Neighbors discovered the bodies after complaining about the smell coming from a building, authorities said. When investigators responded, they found signs described in the affidavits as related to decomposition and described bodies as spread throughout rooms inside the Penrose building where the remains were stored as a mortuary site, separate from a building in Colorado Springs used by the business.

The court filings describe what investigators said they saw inside, including bodies strewn throughout rooms and surveillance footage that prosecutors said showed Jon Hallford treating one body more like a heavy object than a human being.
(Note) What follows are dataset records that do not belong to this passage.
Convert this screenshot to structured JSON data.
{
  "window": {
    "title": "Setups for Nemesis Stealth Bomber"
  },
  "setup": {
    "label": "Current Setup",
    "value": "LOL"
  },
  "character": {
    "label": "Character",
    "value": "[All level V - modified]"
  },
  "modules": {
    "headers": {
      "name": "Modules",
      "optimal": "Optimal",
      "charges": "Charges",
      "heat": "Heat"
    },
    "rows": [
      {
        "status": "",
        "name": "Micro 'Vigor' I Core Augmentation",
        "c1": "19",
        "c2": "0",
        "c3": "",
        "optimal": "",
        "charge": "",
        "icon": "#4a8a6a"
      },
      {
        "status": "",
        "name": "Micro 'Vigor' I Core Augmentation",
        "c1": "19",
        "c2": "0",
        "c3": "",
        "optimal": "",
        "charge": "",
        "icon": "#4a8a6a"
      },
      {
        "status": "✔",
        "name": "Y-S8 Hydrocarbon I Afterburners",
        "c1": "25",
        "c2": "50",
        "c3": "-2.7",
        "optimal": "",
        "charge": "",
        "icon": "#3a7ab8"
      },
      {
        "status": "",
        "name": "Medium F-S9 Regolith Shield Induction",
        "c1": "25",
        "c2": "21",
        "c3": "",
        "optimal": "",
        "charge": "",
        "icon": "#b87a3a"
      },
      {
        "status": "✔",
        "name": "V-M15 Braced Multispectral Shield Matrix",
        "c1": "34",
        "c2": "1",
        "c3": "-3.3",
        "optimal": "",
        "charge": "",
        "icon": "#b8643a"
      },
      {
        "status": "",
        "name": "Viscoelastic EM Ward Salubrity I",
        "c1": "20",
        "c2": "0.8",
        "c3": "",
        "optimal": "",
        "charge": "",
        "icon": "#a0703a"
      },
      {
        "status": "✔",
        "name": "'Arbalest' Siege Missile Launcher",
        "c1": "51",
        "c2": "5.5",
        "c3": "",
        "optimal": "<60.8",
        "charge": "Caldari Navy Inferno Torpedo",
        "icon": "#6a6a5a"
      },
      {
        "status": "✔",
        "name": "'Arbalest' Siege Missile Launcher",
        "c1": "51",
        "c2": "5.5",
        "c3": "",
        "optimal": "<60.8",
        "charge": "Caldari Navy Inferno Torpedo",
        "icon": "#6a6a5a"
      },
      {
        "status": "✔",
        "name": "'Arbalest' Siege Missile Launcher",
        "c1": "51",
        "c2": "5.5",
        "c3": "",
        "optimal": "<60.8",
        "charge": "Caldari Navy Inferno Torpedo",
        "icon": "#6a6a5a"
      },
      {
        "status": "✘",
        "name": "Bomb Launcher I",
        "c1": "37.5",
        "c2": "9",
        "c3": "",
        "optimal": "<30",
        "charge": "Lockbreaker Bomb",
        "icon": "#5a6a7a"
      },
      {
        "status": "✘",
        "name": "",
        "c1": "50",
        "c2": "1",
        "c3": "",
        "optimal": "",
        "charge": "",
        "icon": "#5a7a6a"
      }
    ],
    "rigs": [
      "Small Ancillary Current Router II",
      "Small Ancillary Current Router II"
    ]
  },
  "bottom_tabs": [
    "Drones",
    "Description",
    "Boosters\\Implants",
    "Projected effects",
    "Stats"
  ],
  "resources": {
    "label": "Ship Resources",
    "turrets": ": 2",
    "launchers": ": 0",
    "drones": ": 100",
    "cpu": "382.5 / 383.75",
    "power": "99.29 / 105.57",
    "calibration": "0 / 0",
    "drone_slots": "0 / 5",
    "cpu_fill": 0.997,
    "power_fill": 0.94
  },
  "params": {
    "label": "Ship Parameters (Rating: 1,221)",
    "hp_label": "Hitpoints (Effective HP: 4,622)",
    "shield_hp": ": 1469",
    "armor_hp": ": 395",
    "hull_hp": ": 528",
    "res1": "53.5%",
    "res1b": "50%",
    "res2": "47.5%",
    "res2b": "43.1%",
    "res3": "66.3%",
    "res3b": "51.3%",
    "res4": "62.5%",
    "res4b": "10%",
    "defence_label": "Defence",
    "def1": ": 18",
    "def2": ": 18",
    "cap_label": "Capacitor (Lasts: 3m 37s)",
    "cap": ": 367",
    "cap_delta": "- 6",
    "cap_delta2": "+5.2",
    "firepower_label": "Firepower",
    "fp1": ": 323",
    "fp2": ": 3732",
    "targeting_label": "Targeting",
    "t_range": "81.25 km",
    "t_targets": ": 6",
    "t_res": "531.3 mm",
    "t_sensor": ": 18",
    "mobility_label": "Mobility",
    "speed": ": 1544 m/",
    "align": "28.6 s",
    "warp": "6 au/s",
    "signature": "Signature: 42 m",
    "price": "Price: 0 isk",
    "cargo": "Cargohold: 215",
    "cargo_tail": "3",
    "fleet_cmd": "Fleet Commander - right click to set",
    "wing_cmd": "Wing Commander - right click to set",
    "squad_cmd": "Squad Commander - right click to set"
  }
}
The affidavits also say that buckets were placed under some bodies to collect decomposition fluid and that about 40 bodies had been stacked on top of each other, with some stored in storage totes. Authorities described working to remove the remains under “unimaginable conditions” while wearing protective equipment.

Tanya Wilson, who said she hired the funeral home to cremate her mother, told The Associated Press that she later learned her mother’s remains were not in the ashes she had spread in Hawaii. “The fact that he made a complaint and nothing was done about it just completely blows my mind,” Wilson said. “Families could’ve been saved from this if they had done something about this,” she added.

The affidavits describe how investigators believe Jon Hallford moved some bodies from the Colorado Springs location to the Penrose building in September after a complaint about odor at the main site. Prosecutors said surveillance footage showed him flipping a body off a gurney onto the floor at the Penrose building so he could use it to bring more bodies inside from a van on Sept. 9, 2023—one day after the complaint.

The documents also include more detailed allegations about finances and cremations. Prosecutors said Jon Hallford and Carie Hallford used funds paid for cremations and burials by families and insurance companies to cover lavish personal expenses, including trips to California, Florida and Las Vegas, and purchases that prosecutors said included $31,000 in cryptocurrency, laser body sculpting, and shopping at luxury retailers such as Gucci and Tiffany.

In addition, the affidavits say Jon Hallford bought more than 600 pounds of concrete mix from Home Depot between 2020 and 2023 and that investigators suspect the couple put it in urns instead of ashes. Prosecutors also said some relatives received fake ashes rather than cremated remains of their loved ones. The arrest affidavits had been sealed since the couple’s arrest in Oklahoma after they allegedly fled, but they were made public after an evidentiary hearing Thursday for Jon Hallford; Carie Hallford’s hearing was held last month.

Jon Hallford is represented by public defender’s office attorney Adam Steigerwald, which does not comment on cases. Carie Hallford’s lawyer, Michael Stuzynski, declined to comment. The couple each face 190 counts of abuse of a corpse, five counts of theft, four counts of money laundering and more than 50 counts of forgery, according to court filings, and they have not yet been asked to enter a plea.